Now, that’s just what “they” say and I’ve never gotten a straight answer on who “they” are. I don’t know if that’s true of modern Maasai people, but I’m afraid I’ve been guilty of that mindset.
Last winter, I was sick with one of those terrible coughs that gets much worse when you try to lay down to rest. So each night at bedtime, I’d lay down, desperate for the respite of sleep and instead accidentally work myself into a coughing fit. In the midst of those fits, while gasping for air I’d think “well, I can’t take singing lessons next semester” or “can you imagine how annoying this is going to be for my husband every time it’s time to sleep?” I can’t be kept from thoughts of the future, but they are suddenly always colored with the assumption that my present circumstances will stretch into forever.
The same thing happens to me when I don’t have a specific plan to leave the town where I’m living, in the near future. If I don’t have something planned, I start to believe I’ll just never travel again. If I’ve been on a slew of sub-par dates, I start to think I’ll just never connect deeply with another human for the rest of my life. (Despite having had a lifetime of both travel and great human connection).

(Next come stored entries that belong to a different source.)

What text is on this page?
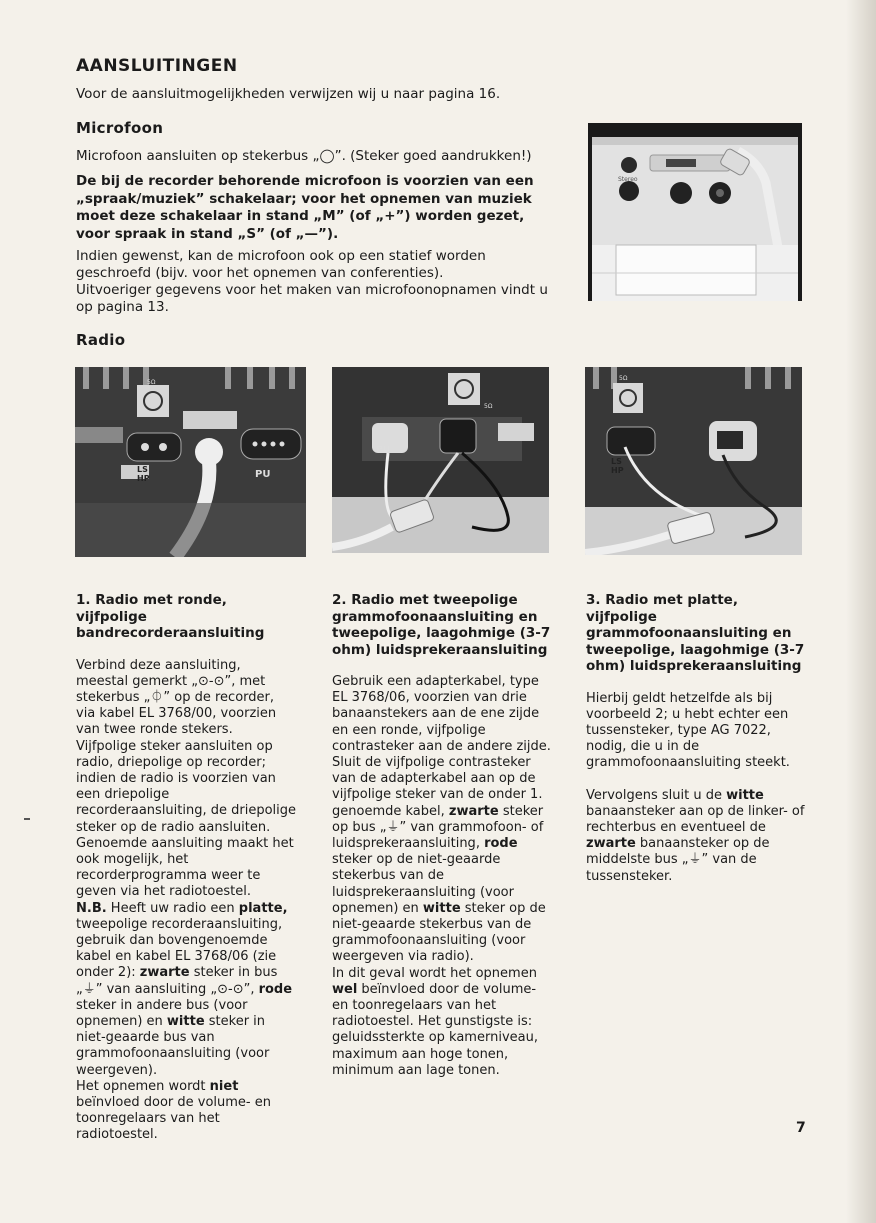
AANSLUITINGEN

Voor de aansluitmogelijkheden verwijzen wij u naar pagina 16.

Microfoon

Microfoon aansluiten op stekerbus „◯”. (Steker goed aandrukken!)

De bij de recorder behorende microfoon is voorzien van een „spraak/muziek” schakelaar; voor het opnemen van muziek moet deze schakelaar in stand „M” (of „+”) worden gezet, voor spraak in stand „S” (of „—”).

Indien gewenst, kan de microfoon ook op een statief worden geschroefd (bijv. voor het opnemen van conferenties).
Uitvoeriger gegevens voor het maken van microfoonopnamen vindt u op pagina 13.
Stereo
Radio
5Ω
LS
HP	PU
5Ω
PU
5Ω
LS
HP
1. Radio met ronde, vijfpolige bandrecorderaansluiting

Verbind deze aansluiting, meestal gemerkt „⊙-⊙”, met stekerbus „⏀” op de recorder, via kabel EL 3768/00, voorzien van twee ronde stekers.

Vijfpolige steker aansluiten op radio, driepolige op recorder; indien de radio is voorzien van een driepolige recorderaansluiting, de driepolige steker op de radio aansluiten.

Genoemde aansluiting maakt het ook mogelijk, het recorderprogramma weer te geven via het radiotoestel.

N.B. Heeft uw radio een platte, tweepolige recorderaansluiting, gebruik dan bovengenoemde kabel en kabel EL 3768/06 (zie onder 2): zwarte steker in bus „⏚” van aansluiting „⊙-⊙”, rode steker in andere bus (voor opnemen) en witte steker in niet-geaarde bus van grammofoonaansluiting (voor weergeven).

Het opnemen wordt niet beïnvloed door de volume- en toonregelaars van het radiotoestel.

2. Radio met tweepolige grammofoonaansluiting en tweepolige, laagohmige (3-7 ohm) luidsprekeraansluiting

Gebruik een adapterkabel, type EL 3768/06, voorzien van drie banaanstekers aan de ene zijde en een ronde, vijfpolige contrasteker aan de andere zijde.

Sluit de vijfpolige contrasteker van de adapterkabel aan op de vijfpolige steker van de onder 1. genoemde kabel, zwarte steker op bus „⏚” van grammofoon- of luidsprekeraansluiting, rode steker op de niet-geaarde stekerbus van de luidsprekeraansluiting (voor opnemen) en witte steker op de niet-geaarde stekerbus van de grammofoonaansluiting (voor weergeven via radio).

In dit geval wordt het opnemen wel beïnvloed door de volume- en toonregelaars van het radiotoestel. Het gunstigste is: geluidssterkte op kamerniveau, maximum aan hoge tonen, minimum aan lage tonen.

3. Radio met platte, vijfpolige grammofoonaansluiting en tweepolige, laagohmige (3-7 ohm) luidsprekeraansluiting

Hierbij geldt hetzelfde als bij voorbeeld 2; u hebt echter een tussensteker, type AG 7022, nodig, die u in de grammofoonaansluiting steekt.

Vervolgens sluit u de witte banaansteker aan op de linker- of rechterbus en eventueel de zwarte banaansteker op de middelste bus „⏚” van de tussensteker.

7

I realized last week during a bout of the flu (that I assumed I’d still be dealing with as I welcomed my grandchildren into the world) that while I’ve been assigning undue permanence to things that are by their very nature temporary, I’ve also been anticipating auto-progression in areas of my life that require specific and deliberate effort from me to incite change.
This comedian does a bit about his attempt to eat healthier. As part of that effort, he purchased a juicer, got it all set up at home and picked a fruit to try out in it. He carefully peeled his choice: a banana, and put it into the machine. Juice was supposed to pour out the one end and the left over materials out the other. He put the banana in the machine and no juice came out. It was puzzling, but he simply took the mushy result and put it through the machine again thinking this time he’d get juice. It didn’t work. It was frustrating and unbelievable so to solve the problem, he got a new banana and started all over.

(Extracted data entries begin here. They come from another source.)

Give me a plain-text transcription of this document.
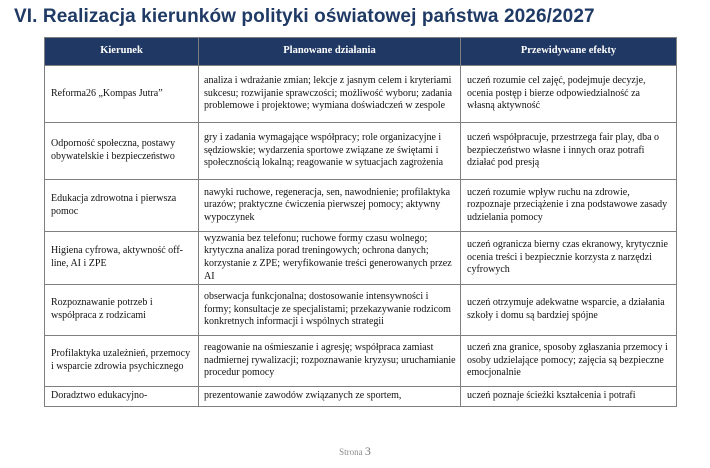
VI. Realizacja kierunków polityki oświatowej państwa 2026/2027
Kierunek	Planowane działania	Przewidywane efekty
Reforma26 „Kompas Jutra”	analiza i wdrażanie zmian; lekcje z jasnym celem i kryteriami sukcesu; rozwijanie sprawczości; możliwość wyboru; zadania problemowe i projektowe; wymiana doświadczeń w zespole	uczeń rozumie cel zajęć, podejmuje decyzje, ocenia postęp i bierze odpowiedzialność za własną aktywność
Odporność społeczna, postawy obywatelskie i bezpieczeństwo	gry i zadania wymagające współpracy; role organizacyjne i sędziowskie; wydarzenia sportowe związane ze świętami i społecznością lokalną; reagowanie w sytuacjach zagrożenia	uczeń współpracuje, przestrzega fair play, dba o bezpieczeństwo własne i innych oraz potrafi działać pod presją
Edukacja zdrowotna i pierwsza pomoc	nawyki ruchowe, regeneracja, sen, nawodnienie; profilaktyka urazów; praktyczne ćwiczenia pierwszej pomocy; aktywny wypoczynek	uczeń rozumie wpływ ruchu na zdrowie, rozpoznaje przeciążenie i zna podstawowe zasady udzielania pomocy
Higiena cyfrowa, aktywność off-line, AI i ZPE	wyzwania bez telefonu; ruchowe formy czasu wolnego; krytyczna analiza porad treningowych; ochrona danych; korzystanie z ZPE; weryfikowanie treści generowanych przez AI	uczeń ogranicza bierny czas ekranowy, krytycznie ocenia treści i bezpiecznie korzysta z narzędzi cyfrowych
Rozpoznawanie potrzeb i współpraca z rodzicami	obserwacja funkcjonalna; dostosowanie intensywności i formy; konsultacje ze specjalistami; przekazywanie rodzicom konkretnych informacji i wspólnych strategii	uczeń otrzymuje adekwatne wsparcie, a działania szkoły i domu są bardziej spójne
Profilaktyka uzależnień, przemocy i wsparcie zdrowia psychicznego	reagowanie na ośmieszanie i agresję; współpraca zamiast nadmiernej rywalizacji; rozpoznawanie kryzysu; uruchamianie procedur pomocy	uczeń zna granice, sposoby zgłaszania przemocy i osoby udzielające pomocy; zajęcia są bezpieczne emocjonalnie
Doradztwo edukacyjno-	prezentowanie zawodów związanych ze sportem,	uczeń poznaje ścieżki kształcenia i potrafi
Strona 3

The lesson: you can’t juice a banana.
The real lesson: the [age-old] definition of insanity is trying the same thing over and over and expecting a different result. I’ve heard that saying a million times, but for some reason it had more impact when I thought about the absurdity of just putting banana after banana in the juicer rather than just realizing that if you want a different result, you have to put in a different type of effort.
The flu will run its course. It is temporary. It will pass and I will be healthy again. But my messy room won’t run its course.’ If I want to be a more organized or disciplined person, I can’t just wait for the day that will happen. I have to actually clean up and then make a concerted effort to keep things clean.
I would love to be a much more spiritual and gospel-oriented person. I think sometimes that I will automatically pull out of whatever slump I’m in with a change of scenery or when sufficient time has passed. But in fact, I have to actually stand up and change my habits. The scriptures won’t read themselves and if I keep putting bananas in the juicer, I won’t get a better me out of it just for having wanted to. I have to put something else into it. Something has to change.
Pay attention to those moments when you find yourself having a Maasai moment about something. Don’t let temporary issues feel permanent just because you’re not allowing yourself any real perspective. But realize too that issues that are continually failing to improve are as permanent as your unwillingness to alter the ingredients you’re putting into them. Stop putting bananas in the juicer.